Refactor scheduled CVE scanning of our released images

[ca-scribner]

Why it needs to get done

We have several image scanning CI runs with some overlap:

1. some rocks repos do daily scanning (ex: seldonio-rocks). In this workflow we rebuild and scan the rocks.
2. bundle-kubeflow does daily scanning of images for some charmed kubeflow releases

We should define where periodic scanning should occur and apply that consistently across our repos so that we can provide a clear CVE scanning message.

What needs to get done

One proposed solution is to remove the daily scanning from the rocks repos and keep the bundle-kubeflow daily scanning. This would keep visibility on CVE progress in our released images in one central place

When is the task considered done

When a clear image scanning procedure is defined and implemented

[syncronize-issues-to-jira[bot]]

Thank you for reporting us your feedback!

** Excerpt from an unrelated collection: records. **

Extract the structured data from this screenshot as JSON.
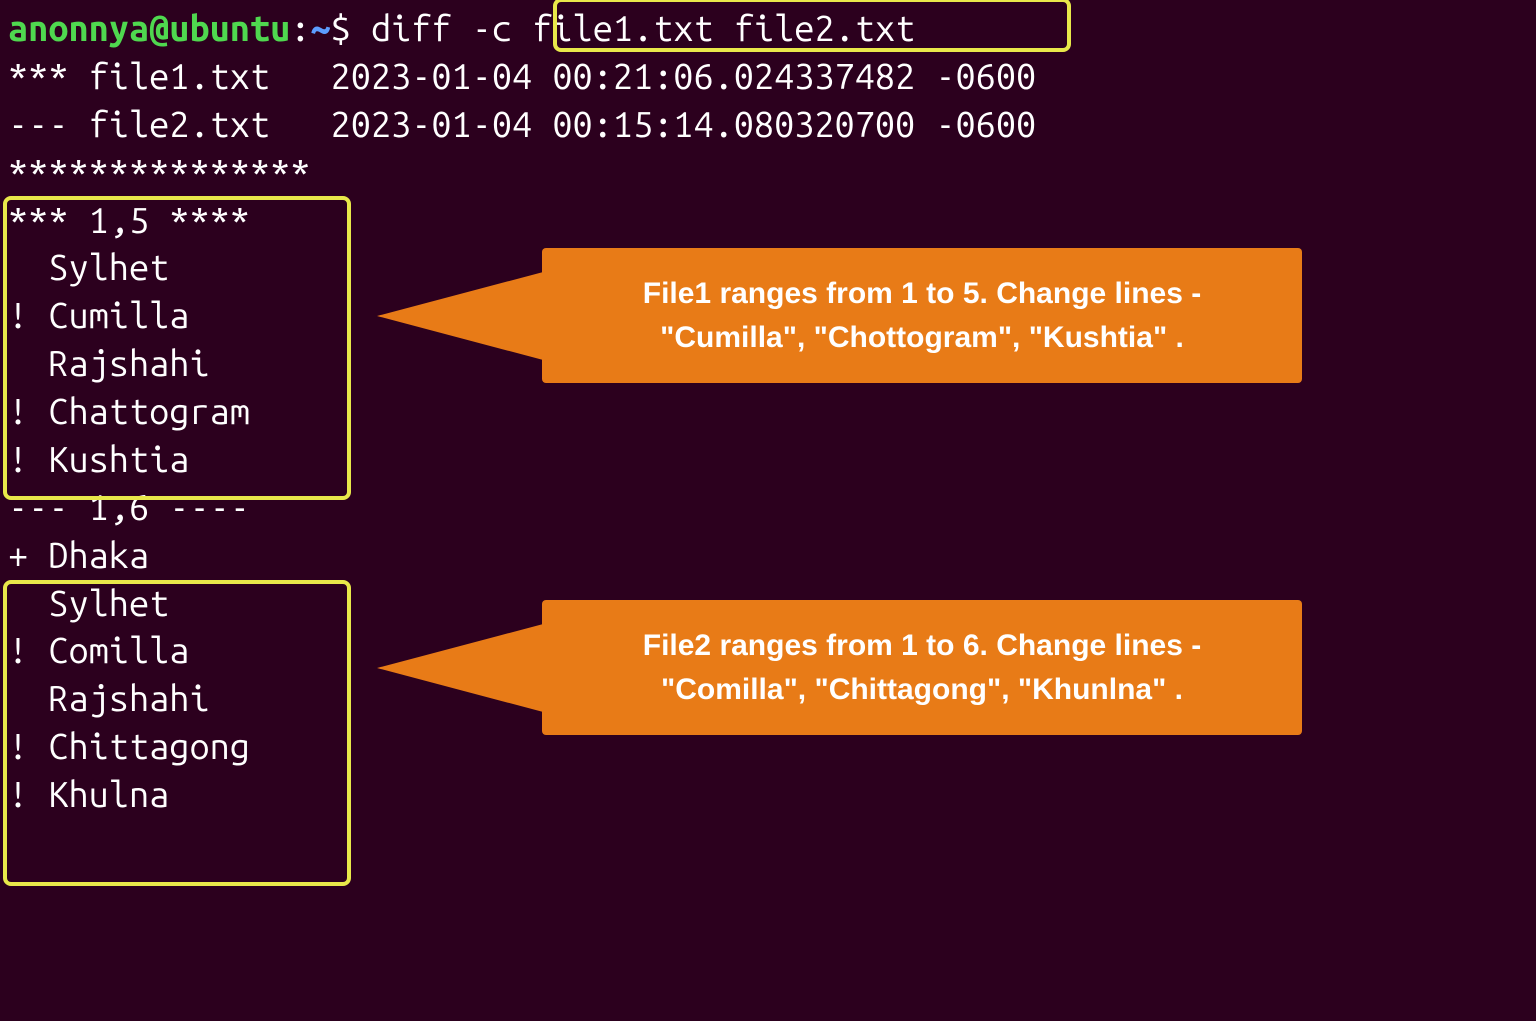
{
  "prompt": {
    "user": "anonnya",
    "at": "@",
    "host": "ubuntu",
    "colon": ":",
    "path": "~",
    "dollar": "$",
    "cmd_prefix": " diff ",
    "cmd_args": "-c file1.txt file2.txt"
  },
  "output": {
    "header1": "*** file1.txt   2023-01-04 00:21:06.024337482 -0600",
    "header2": "--- file2.txt   2023-01-04 00:15:14.080320700 -0600",
    "sep": "***************",
    "range1": "*** 1,5 ****",
    "file1_lines": [
      "  Sylhet",
      "! Cumilla",
      "  Rajshahi",
      "! Chattogram",
      "! Kushtia"
    ],
    "range2": "--- 1,6 ----",
    "file2_lines": [
      "+ Dhaka",
      "  Sylhet",
      "! Comilla",
      "  Rajshahi",
      "! Chittagong",
      "! Khulna"
    ]
  },
  "callouts": {
    "c1_line1": "File1 ranges from 1 to 5. Change lines -",
    "c1_line2": "\"Cumilla\", \"Chottogram\", \"Kushtia\" .",
    "c2_line1": "File2 ranges from 1 to 6. Change lines -",
    "c2_line2": "\"Comilla\", \"Chittagong\", \"Khunlna\" ."
  }
}
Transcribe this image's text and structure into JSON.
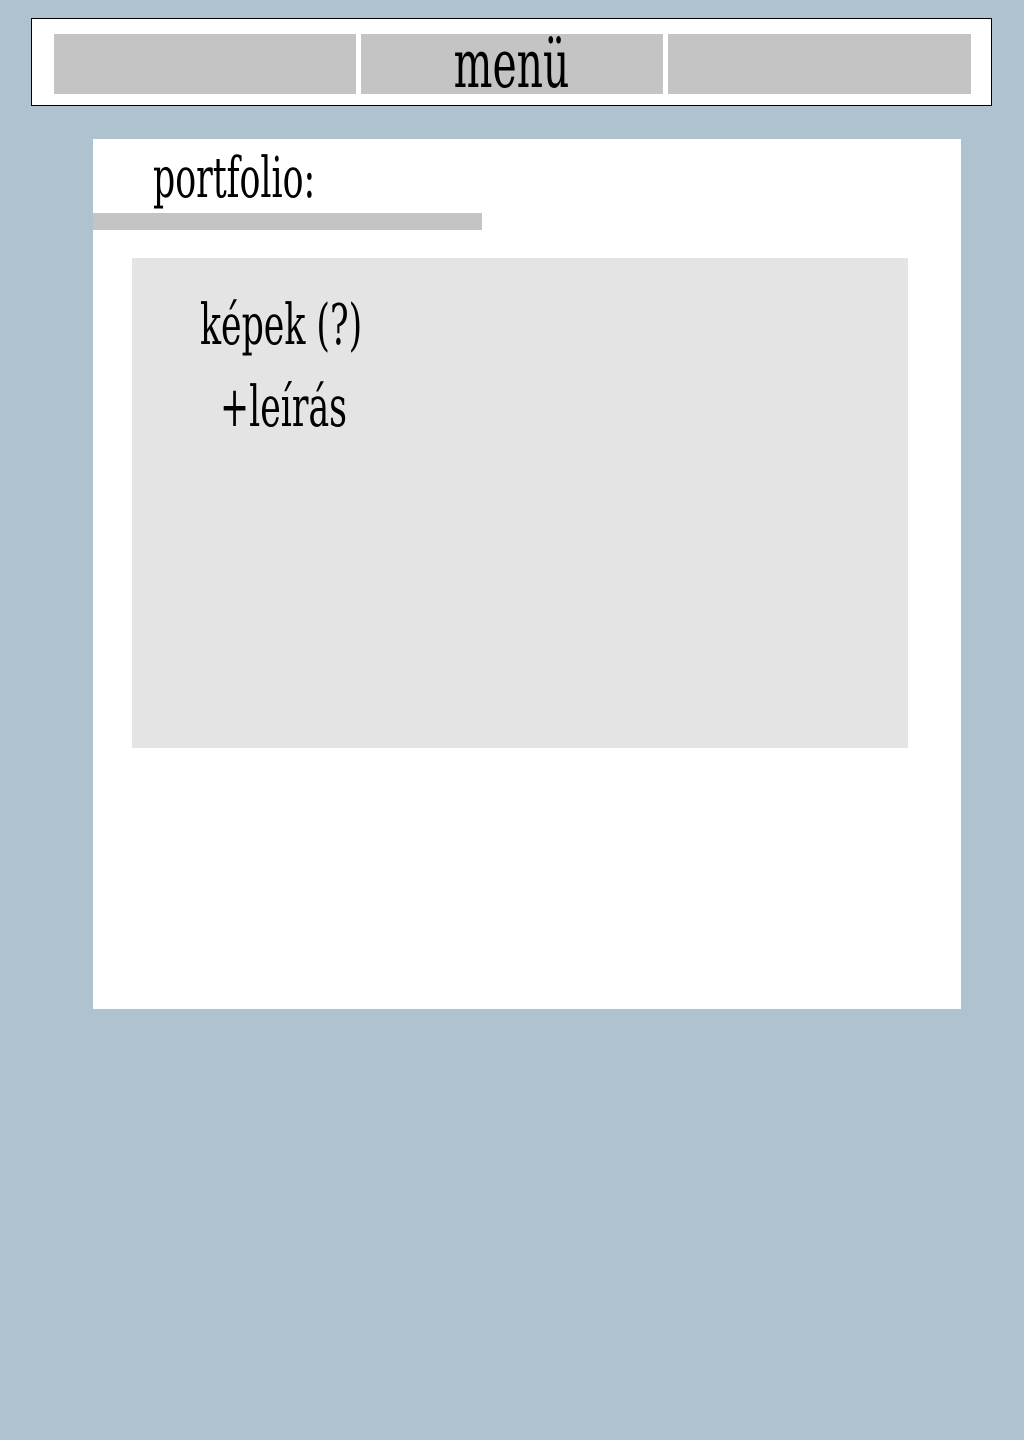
{
  "menu": {
    "title": "menü"
  },
  "portfolio": {
    "heading": "portfolio:",
    "content": {
      "line1": "képek (?)",
      "line2": "+leírás"
    }
  },
  "colors": {
    "background": "#aec2d0",
    "panel": "#ffffff",
    "menu_button": "#c4c4c4",
    "image_box": "#e4e4e4"
  }
}
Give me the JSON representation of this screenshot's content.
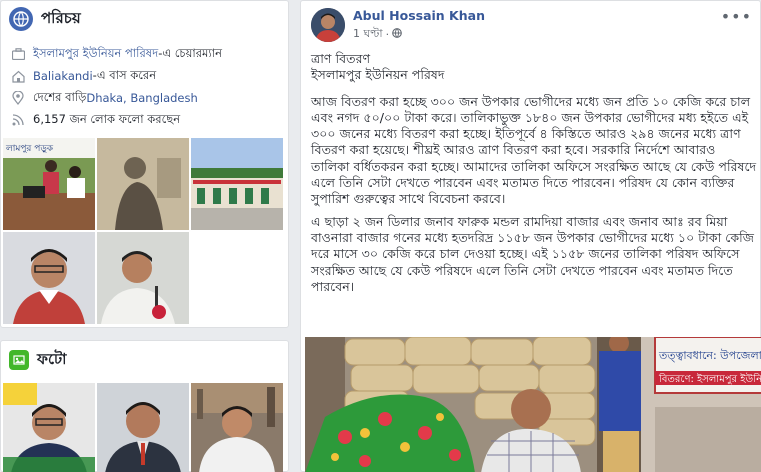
{
  "intro": {
    "title": "পরিচয়",
    "work_prefix": "ইসলামপুর ইউনিয়ন পারিষদ",
    "work_suffix": "-এ চেয়ারম্যান",
    "lives_link": "Baliakandi",
    "lives_suffix": "-এ বাস করেন",
    "from_prefix": "দেশের বাড়ি ",
    "from_link": "Dhaka, Bangladesh",
    "followers": "6,157 জন লোক ফলো করছেন",
    "icons": [
      "briefcase-icon",
      "home-icon",
      "location-pin-icon",
      "rss-icon"
    ]
  },
  "photos": {
    "title": "ফটো"
  },
  "post": {
    "author": "Abul Hossain Khan",
    "time": "1 ঘণ্টা",
    "more": "•••",
    "heading1": "ত্রাণ বিতরণ",
    "heading2": "ইসলামপুর ইউনিয়ন পরিষদ",
    "para1": "আজ বিতরণ করা হচ্ছে ৩০০ জন উপকার ভোগীদের মধ্যে জন প্রতি ১০ কেজি করে চাল এবং নগদ ৫০/০০ টাকা করে। তালিকাভুক্ত ১৮৪০ জন উপকার ভোগীদের মধ্য হইতে এই ৩০০ জনের মধ্যে বিতরণ করা হচ্ছে। ইতিপূর্বে ৪ কিস্তিতে আরও ২৯৪ জনের মধ্যে ত্রাণ বিতরণ করা হয়েছে। শীঘ্রই আরও ত্রাণ বিতরণ করা হবে। সরকারি নির্দেশে আবারও তালিকা বর্ধিতকরন করা হচ্ছে। আমাদের তালিকা অফিসে সংরক্ষিত আছে যে কেউ পরিষদে এলে তিনি সেটা দেখতে পারবেন এবং মতামত দিতে পারবেন। পরিষদ যে কোন ব্যক্তির সুপারিশ গুরুত্বের সাথে বিবেচনা করবে।",
    "para2": "এ ছাড়া ২ জন ডিলার জনাব ফারুক মন্ডল রামদিয়া বাজার এবং জনাব আঃ রব মিয়া বাওনারা বাজার গনের মধ্যে হতদরিদ্র ১১৫৮ জন উপকার ভোগীদের মধ্যে ১০ টাকা কেজি দরে মাসে ৩০ কেজি করে চাল দেওয়া হচ্ছে। এই ১১৫৮ জনের তালিকা পরিষদ অফিসে সংরক্ষিত আছে যে কেউ পরিষদে এলে তিনি সেটা দেখতে পারবেন এবং মতামত দিতে পারবেন।",
    "banner_line1": "তত্ত্বাবধানে: উপজেলা প্র",
    "banner_line2": "বিতরণে: ইসলামপুর ইউনিয়"
  }
}
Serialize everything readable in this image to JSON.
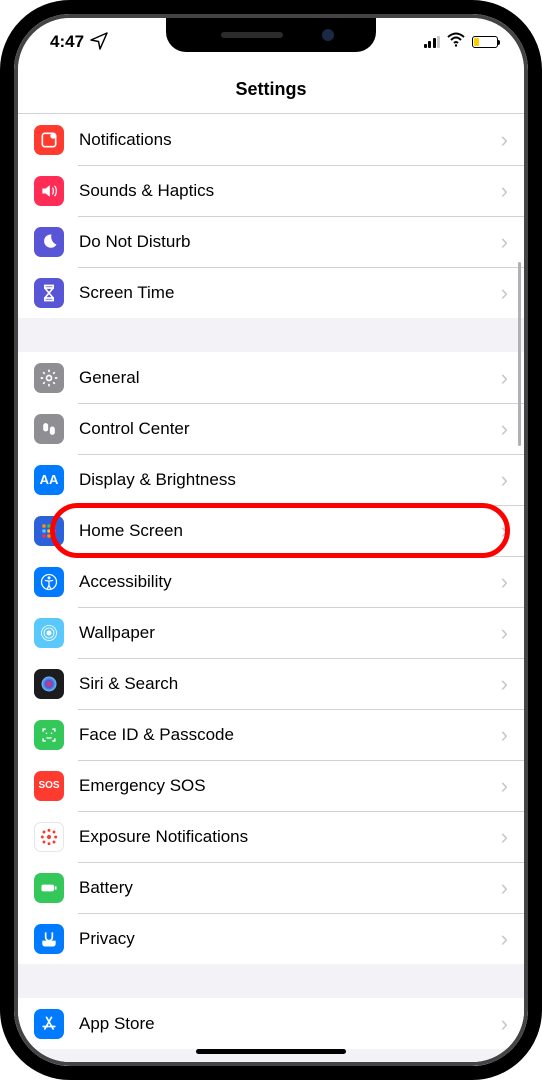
{
  "status": {
    "time": "4:47"
  },
  "header": {
    "title": "Settings"
  },
  "groups": [
    {
      "rows": [
        {
          "label": "Notifications"
        },
        {
          "label": "Sounds & Haptics"
        },
        {
          "label": "Do Not Disturb"
        },
        {
          "label": "Screen Time"
        }
      ]
    },
    {
      "rows": [
        {
          "label": "General"
        },
        {
          "label": "Control Center"
        },
        {
          "label": "Display & Brightness"
        },
        {
          "label": "Home Screen"
        },
        {
          "label": "Accessibility"
        },
        {
          "label": "Wallpaper"
        },
        {
          "label": "Siri & Search"
        },
        {
          "label": "Face ID & Passcode"
        },
        {
          "label": "Emergency SOS"
        },
        {
          "label": "Exposure Notifications"
        },
        {
          "label": "Battery"
        },
        {
          "label": "Privacy"
        }
      ]
    },
    {
      "rows": [
        {
          "label": "App Store"
        }
      ]
    }
  ],
  "highlighted_row": "Home Screen"
}
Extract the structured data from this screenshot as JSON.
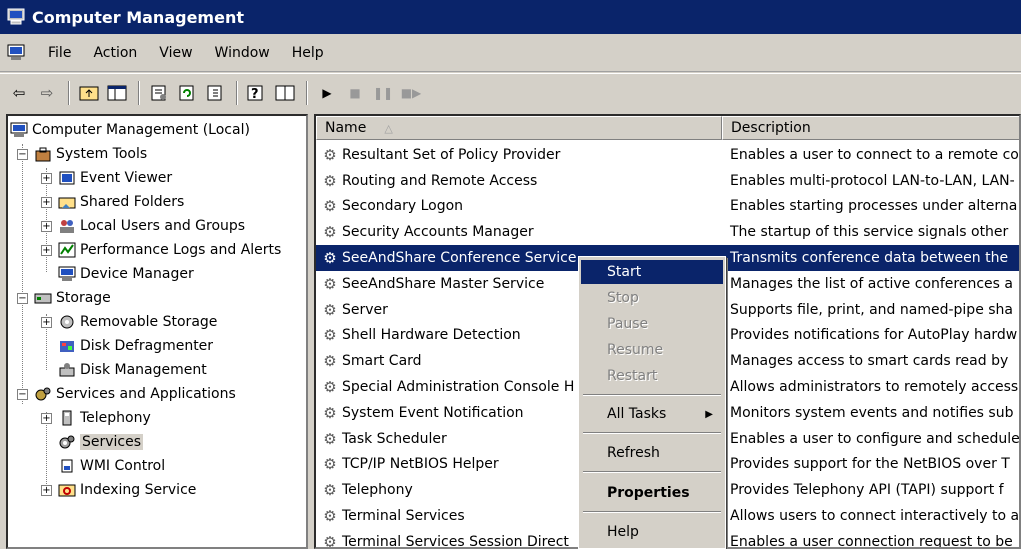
{
  "window": {
    "title": "Computer Management"
  },
  "menu": [
    "File",
    "Action",
    "View",
    "Window",
    "Help"
  ],
  "toolbar": {
    "icons": [
      "back-arrow-icon",
      "forward-arrow-icon",
      "up-folder-icon",
      "show-tree-icon",
      "properties-icon",
      "refresh-icon",
      "export-list-icon",
      "help-icon",
      "console-tree-icon",
      "start-service-icon",
      "stop-service-icon",
      "pause-service-icon",
      "restart-service-icon"
    ]
  },
  "tree": {
    "root": "Computer Management (Local)",
    "system_tools": "System Tools",
    "event_viewer": "Event Viewer",
    "shared_folders": "Shared Folders",
    "local_users": "Local Users and Groups",
    "perf_logs": "Performance Logs and Alerts",
    "device_manager": "Device Manager",
    "storage": "Storage",
    "removable_storage": "Removable Storage",
    "disk_defrag": "Disk Defragmenter",
    "disk_mgmt": "Disk Management",
    "services_apps": "Services and Applications",
    "telephony": "Telephony",
    "services": "Services",
    "wmi": "WMI Control",
    "indexing": "Indexing Service"
  },
  "list": {
    "columns": [
      "Name",
      "Description"
    ],
    "rows": [
      {
        "name": "Resultant Set of Policy Provider",
        "desc": "Enables a user to connect to a remote co"
      },
      {
        "name": "Routing and Remote Access",
        "desc": "Enables multi-protocol LAN-to-LAN, LAN-"
      },
      {
        "name": "Secondary Logon",
        "desc": "Enables starting processes under alterna"
      },
      {
        "name": "Security Accounts Manager",
        "desc": "The startup of this service signals other"
      },
      {
        "name": "SeeAndShare Conference Service",
        "desc": "Transmits conference data between the"
      },
      {
        "name": "SeeAndShare Master Service",
        "desc": "Manages the list of active conferences a"
      },
      {
        "name": "Server",
        "desc": "Supports file, print, and named-pipe sha"
      },
      {
        "name": "Shell Hardware Detection",
        "desc": "Provides notifications for AutoPlay hardw"
      },
      {
        "name": "Smart Card",
        "desc": "Manages access to smart cards read by"
      },
      {
        "name": "Special Administration Console H",
        "desc": "Allows administrators to remotely access"
      },
      {
        "name": "System Event Notification",
        "desc": "Monitors system events and notifies sub"
      },
      {
        "name": "Task Scheduler",
        "desc": "Enables a user to configure and schedule"
      },
      {
        "name": "TCP/IP NetBIOS Helper",
        "desc": "Provides support for the NetBIOS over T"
      },
      {
        "name": "Telephony",
        "desc": "Provides Telephony API (TAPI) support f"
      },
      {
        "name": "Terminal Services",
        "desc": "Allows users to connect interactively to a"
      },
      {
        "name": "Terminal Services Session Direct",
        "desc": "Enables a user connection request to be"
      }
    ]
  },
  "context_menu": {
    "start": "Start",
    "stop": "Stop",
    "pause": "Pause",
    "resume": "Resume",
    "restart": "Restart",
    "all_tasks": "All Tasks",
    "refresh": "Refresh",
    "properties": "Properties",
    "help": "Help"
  },
  "colors": {
    "selection": "#0a246a",
    "chrome": "#d4d0c8"
  }
}
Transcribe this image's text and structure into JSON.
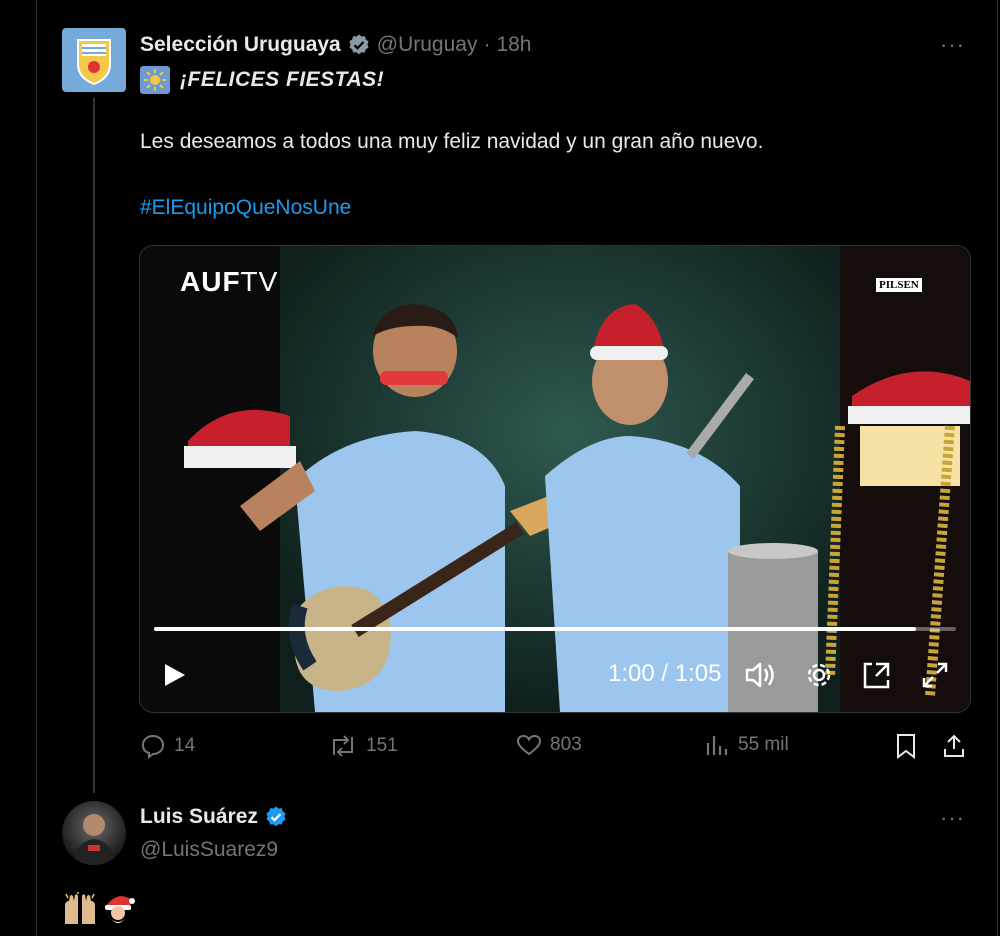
{
  "tweet": {
    "author_name": "Selección Uruguaya",
    "author_handle": "@Uruguay",
    "separator": "·",
    "time": "18h",
    "more": "···",
    "greeting": "¡FELICES FIESTAS!",
    "body": "Les deseamos a todos una muy feliz navidad y un gran año nuevo.",
    "hashtag": "#ElEquipoQueNosUne",
    "video": {
      "logo_main": "AUF",
      "logo_suffix": "TV",
      "sponsor": "PILSEN",
      "time_display": "1:00 / 1:05",
      "progress": 0.95
    },
    "actions": {
      "replies": "14",
      "reposts": "151",
      "likes": "803",
      "views": "55 mil"
    }
  },
  "reply": {
    "author_name": "Luis Suárez",
    "author_handle": "@LuisSuarez9",
    "more": "···",
    "emojis": [
      "raising-hands",
      "santa-claus"
    ]
  },
  "colors": {
    "background": "#000000",
    "text": "#e7e9ea",
    "secondary": "#71767b",
    "link": "#1d9bf0",
    "verified": "#1d9bf0",
    "uruguay_blue": "#75aadb"
  }
}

The internal ticket has been created: https://warthogs.atlassian.net/browse/KF-5120.

This message was autogenerated

[ca-scribner]

If we keep the per-repo scheduled job, we should revisit the workflow design. The save-space job in the existing workflow doesn't do anything. Because it runs on a separate job it is in its own vm, so what happens is:

• save-space starts. That vm has some files deleted.
• save-space ends and that VM is discarded
• build-scan-rocks executes on a new vm

[orfeas-k]

Also, regarding scanning in rocks repos like seldonio-rocks, I think we should not build and scan since building may result in a different image than the one we 've published. We should instead scan published images, like what we do in bundle-kubeflow.